The Quakers entered Saturday as sizable underdogs and outperformed their expectations (Yale closed as a 9.5 point favorite) and still sit in third place in the Ivy League standings. A successful homestand next weekend will secure Penn’s first trip to the conference tournament in three years.

What did Penn fans learn from a tough afternoon?

The interior defense wasn’t good enough.

If you had told a Penn fan that Yale — one of the best three-point shooting teams in Division I — would have shot 6-for-26 from distance on Saturday and that the Bulldogs would have been without Ivy Player of the Year favorite Nick Townsend, they would probably expect the Red and Blue to win.

But even with Townsend unavailable due to a concussion, Penn got carved up inside by the Bulldogs. Yale shot 60% inside the arc on 35 attempts. The Bulldogs only outrebounded the Quakers by three, 38-35, but gathered 12 offensive boards, many of which were high-leverage.

Penn only blocked one Yale shot, while the Bulldogs tallied six rejections on the other end of the floor.

It’s hard to see an immediate fix Penn can deploy to resolve the structural advantage Yale has on the interior if a third matchup between these two teams happens in March.

Augustus Gerhart had a big impact.

Gerhart barely played in the first half as the Quakers built a lead thanks to two early fouls. Once the big man got back in the game, however, he did his best to pull Penn back from the brink.

The junior scored eight points on perfect 3-for-3 shooting, extended several offensive possessions with hustle tip-outs and finished with a team-high KenPom offensive rating of 171 points per 100 possessions.

Gerhart hasn’t been the type of big this year who you can just chuck the ball to in the low post and expect a bucket from, but his motor and sheer effort make him a very useful player.

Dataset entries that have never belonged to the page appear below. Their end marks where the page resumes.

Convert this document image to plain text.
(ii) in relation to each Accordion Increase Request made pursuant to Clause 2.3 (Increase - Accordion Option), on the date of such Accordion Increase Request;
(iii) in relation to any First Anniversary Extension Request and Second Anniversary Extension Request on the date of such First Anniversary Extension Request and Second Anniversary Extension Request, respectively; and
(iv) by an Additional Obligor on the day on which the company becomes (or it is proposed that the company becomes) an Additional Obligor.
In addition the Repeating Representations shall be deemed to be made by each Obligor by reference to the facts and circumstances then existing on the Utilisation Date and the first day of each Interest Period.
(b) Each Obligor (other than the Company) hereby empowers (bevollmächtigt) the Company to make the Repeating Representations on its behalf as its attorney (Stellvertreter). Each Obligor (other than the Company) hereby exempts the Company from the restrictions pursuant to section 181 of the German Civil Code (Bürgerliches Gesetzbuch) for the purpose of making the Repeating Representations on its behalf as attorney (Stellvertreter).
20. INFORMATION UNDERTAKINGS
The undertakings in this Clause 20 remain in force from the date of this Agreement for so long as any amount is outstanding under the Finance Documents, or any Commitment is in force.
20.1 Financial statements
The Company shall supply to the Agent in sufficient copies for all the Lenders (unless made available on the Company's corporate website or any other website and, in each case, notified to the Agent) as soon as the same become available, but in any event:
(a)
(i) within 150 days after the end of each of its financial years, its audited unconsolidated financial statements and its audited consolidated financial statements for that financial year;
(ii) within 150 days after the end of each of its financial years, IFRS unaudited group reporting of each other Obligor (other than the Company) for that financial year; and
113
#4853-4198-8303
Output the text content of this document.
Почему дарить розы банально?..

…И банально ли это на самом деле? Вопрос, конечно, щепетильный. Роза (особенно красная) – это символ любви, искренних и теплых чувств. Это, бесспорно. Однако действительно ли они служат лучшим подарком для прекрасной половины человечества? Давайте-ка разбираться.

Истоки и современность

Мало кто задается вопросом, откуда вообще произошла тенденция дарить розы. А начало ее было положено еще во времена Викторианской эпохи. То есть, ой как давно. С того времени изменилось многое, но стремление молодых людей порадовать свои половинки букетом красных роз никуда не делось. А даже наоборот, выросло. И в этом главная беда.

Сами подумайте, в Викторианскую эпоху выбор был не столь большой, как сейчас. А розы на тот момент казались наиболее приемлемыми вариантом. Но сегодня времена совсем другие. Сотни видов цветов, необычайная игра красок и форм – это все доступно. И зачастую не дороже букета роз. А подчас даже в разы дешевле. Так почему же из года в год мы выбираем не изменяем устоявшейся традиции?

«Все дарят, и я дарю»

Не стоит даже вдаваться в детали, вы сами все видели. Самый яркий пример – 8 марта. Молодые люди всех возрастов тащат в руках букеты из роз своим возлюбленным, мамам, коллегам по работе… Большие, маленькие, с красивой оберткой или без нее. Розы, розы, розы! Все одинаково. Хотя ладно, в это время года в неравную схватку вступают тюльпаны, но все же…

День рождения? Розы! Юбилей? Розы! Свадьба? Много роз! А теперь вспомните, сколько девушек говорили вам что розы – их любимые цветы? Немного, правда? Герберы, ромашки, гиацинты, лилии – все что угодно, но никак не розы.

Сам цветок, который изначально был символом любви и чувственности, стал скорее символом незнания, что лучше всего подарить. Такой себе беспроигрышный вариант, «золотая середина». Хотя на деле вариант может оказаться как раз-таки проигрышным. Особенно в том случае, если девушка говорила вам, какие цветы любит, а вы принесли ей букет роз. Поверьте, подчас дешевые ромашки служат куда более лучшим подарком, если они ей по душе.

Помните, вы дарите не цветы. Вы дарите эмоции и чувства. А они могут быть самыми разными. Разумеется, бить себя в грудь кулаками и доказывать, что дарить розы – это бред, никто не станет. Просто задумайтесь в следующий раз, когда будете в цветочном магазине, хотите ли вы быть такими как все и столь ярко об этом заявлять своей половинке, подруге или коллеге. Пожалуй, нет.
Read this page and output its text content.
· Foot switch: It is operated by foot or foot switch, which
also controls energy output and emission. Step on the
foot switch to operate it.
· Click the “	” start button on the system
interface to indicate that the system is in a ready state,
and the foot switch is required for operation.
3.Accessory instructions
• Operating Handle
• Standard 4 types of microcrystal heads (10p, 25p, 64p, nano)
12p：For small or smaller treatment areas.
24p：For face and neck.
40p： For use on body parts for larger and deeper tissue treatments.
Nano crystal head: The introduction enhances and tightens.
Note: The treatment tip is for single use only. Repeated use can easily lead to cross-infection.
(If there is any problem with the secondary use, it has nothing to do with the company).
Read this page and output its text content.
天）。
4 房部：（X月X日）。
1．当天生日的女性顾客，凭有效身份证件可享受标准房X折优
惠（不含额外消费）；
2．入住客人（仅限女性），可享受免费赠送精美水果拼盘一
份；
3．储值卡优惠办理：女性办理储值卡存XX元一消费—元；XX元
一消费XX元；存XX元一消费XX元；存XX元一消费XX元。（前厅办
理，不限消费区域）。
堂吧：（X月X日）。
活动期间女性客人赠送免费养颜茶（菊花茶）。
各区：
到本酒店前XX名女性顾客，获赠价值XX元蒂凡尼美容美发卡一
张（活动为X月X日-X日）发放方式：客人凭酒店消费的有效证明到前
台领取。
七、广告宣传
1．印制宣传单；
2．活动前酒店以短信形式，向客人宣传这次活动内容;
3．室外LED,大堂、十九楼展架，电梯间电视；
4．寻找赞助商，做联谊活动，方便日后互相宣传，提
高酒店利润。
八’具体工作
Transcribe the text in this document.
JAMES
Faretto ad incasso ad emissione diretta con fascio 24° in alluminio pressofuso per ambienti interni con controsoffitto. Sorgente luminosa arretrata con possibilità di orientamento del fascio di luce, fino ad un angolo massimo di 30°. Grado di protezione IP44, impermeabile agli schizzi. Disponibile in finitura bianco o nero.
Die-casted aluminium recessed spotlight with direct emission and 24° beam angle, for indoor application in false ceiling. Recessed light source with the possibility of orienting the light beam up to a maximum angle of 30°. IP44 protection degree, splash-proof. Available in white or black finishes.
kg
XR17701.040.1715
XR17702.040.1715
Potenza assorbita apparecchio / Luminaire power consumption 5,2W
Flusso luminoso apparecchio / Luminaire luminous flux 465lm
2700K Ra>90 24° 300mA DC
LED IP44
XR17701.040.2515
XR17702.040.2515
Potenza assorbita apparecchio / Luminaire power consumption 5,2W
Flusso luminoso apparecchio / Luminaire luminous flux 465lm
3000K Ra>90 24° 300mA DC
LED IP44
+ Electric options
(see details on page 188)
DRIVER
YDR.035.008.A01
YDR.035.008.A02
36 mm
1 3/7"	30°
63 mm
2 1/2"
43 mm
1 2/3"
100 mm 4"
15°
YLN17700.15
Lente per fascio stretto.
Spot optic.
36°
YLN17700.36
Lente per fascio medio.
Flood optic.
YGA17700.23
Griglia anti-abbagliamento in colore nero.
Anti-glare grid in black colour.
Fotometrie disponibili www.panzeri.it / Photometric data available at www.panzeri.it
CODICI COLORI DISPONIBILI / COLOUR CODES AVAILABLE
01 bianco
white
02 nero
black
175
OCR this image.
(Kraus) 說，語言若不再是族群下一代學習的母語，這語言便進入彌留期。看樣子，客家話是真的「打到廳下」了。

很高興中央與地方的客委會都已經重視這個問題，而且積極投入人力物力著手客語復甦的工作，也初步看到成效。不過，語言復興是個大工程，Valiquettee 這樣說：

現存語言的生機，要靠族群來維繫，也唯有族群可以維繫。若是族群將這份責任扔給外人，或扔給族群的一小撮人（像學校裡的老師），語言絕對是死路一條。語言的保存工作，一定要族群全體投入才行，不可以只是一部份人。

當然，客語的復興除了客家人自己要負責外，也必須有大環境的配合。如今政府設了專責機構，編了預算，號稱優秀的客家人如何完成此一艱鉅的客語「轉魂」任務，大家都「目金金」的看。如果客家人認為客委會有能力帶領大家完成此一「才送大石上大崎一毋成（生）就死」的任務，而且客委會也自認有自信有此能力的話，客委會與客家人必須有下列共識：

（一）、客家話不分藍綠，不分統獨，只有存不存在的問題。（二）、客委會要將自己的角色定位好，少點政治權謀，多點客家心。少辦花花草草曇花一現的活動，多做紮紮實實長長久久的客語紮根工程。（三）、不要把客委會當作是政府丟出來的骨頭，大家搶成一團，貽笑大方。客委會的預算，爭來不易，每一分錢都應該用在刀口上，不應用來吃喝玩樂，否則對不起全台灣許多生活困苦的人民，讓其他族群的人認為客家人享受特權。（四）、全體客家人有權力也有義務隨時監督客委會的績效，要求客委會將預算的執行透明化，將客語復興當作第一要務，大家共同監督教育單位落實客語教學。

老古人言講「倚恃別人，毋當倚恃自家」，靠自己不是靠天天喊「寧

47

Next weekend is season-defining.

If the Quakers miss Ivy Madness, they will have no one to blame but themselves. They have lost four conference games by a combined 12 points, two of which have been to teams ahead of them in the standings.

Penn has been nearly perfect at home this season. KenPom has the Quakers as a seven-point favorite at the Palestra on Friday against Dartmouth, which trails Penn by one game in the league standings.

Win that game, and the Quakers will secure the head-to-head tiebreaker against the Big Green. Lose, and things will get very, very stressful.

1 thought on “Quakeaways from Penn men’s basketball’s loss at Yale”

  1. I don’t think I’ve watched a worse sports broadcast this year. Awful camera cutaways, not knowing the best player was out for a full half, thinking there was a foul when there was a timeout or out-of-bounds call or vice versa. Consistently wrong.

    Anyway, if they lose to Dartmouth, I’m going to be on the news.